The Add Azure Blob Media Store dialog with store name, storage account, container and key
Import records from a file

Point a list at a media store and you can build it straight from a data file in that store — a products.json or catalogue.csv becomes searchable records, no code required. Each imported record remembers where it came from, shown by a sync badge on the record, so you can always tell file-sourced records from ones added by hand or over the API.

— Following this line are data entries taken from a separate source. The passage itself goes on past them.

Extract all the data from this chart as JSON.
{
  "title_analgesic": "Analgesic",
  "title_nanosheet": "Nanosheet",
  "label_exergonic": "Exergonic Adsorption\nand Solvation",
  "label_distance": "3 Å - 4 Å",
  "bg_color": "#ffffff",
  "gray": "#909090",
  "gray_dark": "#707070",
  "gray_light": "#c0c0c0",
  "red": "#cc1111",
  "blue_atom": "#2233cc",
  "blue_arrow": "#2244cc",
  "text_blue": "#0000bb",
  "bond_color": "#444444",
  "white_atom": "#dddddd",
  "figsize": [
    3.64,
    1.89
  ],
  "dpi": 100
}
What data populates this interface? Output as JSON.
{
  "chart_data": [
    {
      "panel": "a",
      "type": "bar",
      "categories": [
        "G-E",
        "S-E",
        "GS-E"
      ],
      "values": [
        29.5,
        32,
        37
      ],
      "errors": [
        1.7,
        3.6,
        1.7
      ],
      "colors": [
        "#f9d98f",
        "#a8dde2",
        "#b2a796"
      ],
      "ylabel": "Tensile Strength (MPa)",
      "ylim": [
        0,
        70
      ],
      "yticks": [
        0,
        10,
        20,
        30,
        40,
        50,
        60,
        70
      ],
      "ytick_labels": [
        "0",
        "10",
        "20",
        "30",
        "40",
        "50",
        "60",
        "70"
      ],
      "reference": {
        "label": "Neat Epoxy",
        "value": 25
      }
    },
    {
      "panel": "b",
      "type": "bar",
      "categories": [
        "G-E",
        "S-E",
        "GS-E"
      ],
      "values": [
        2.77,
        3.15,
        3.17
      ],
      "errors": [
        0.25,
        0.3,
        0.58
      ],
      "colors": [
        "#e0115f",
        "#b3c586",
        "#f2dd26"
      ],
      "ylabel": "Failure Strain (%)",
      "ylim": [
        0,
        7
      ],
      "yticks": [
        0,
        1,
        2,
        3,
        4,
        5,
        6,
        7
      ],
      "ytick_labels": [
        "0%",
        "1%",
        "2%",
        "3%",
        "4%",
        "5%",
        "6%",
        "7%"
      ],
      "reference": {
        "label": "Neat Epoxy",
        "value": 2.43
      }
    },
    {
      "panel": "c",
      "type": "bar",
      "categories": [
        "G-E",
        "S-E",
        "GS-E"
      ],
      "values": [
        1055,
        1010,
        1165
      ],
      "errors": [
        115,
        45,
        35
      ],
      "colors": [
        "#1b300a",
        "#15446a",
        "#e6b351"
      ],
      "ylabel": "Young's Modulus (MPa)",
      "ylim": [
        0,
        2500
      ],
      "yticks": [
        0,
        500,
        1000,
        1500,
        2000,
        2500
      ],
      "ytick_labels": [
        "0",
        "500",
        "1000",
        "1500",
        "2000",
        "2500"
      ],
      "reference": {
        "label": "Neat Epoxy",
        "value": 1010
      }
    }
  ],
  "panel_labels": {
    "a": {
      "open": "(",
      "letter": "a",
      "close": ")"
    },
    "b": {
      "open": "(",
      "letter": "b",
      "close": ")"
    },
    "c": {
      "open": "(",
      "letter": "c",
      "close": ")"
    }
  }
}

Edit the file in the console, and re-import automatically

You don’t have to leave the console to change source data. A synced JSON or CSV file can be edited right here, and the list picks up the change. Turn on automatic re-import and the list keeps itself in step with the file: update the file and the records update to match, on a regular check — so “the search is out of date” stops being a chore you have to remember. The import is upsert-only: it adds and updates records, it never deletes behind your back.

Images in results

The other job of a media store is images. Upload a picture against a record (or store it in your bucket) and a resource field can carry its URL, so your results render with thumbnails and posters straight from your own storage. For searching by an image rather than showing one, see Image Search.

A worked example

Say your catalogue lives in a products.json file your team already maintains. You connect the bucket it sits in as a media store, point a products list at that file, and switch on automatic re-import. Now every time someone updates the file, your search refreshes itself — new lines appear as records, edited lines update in place, and each carries a sync badge showing it came from the file. Your search stays current with zero extra steps in your workflow.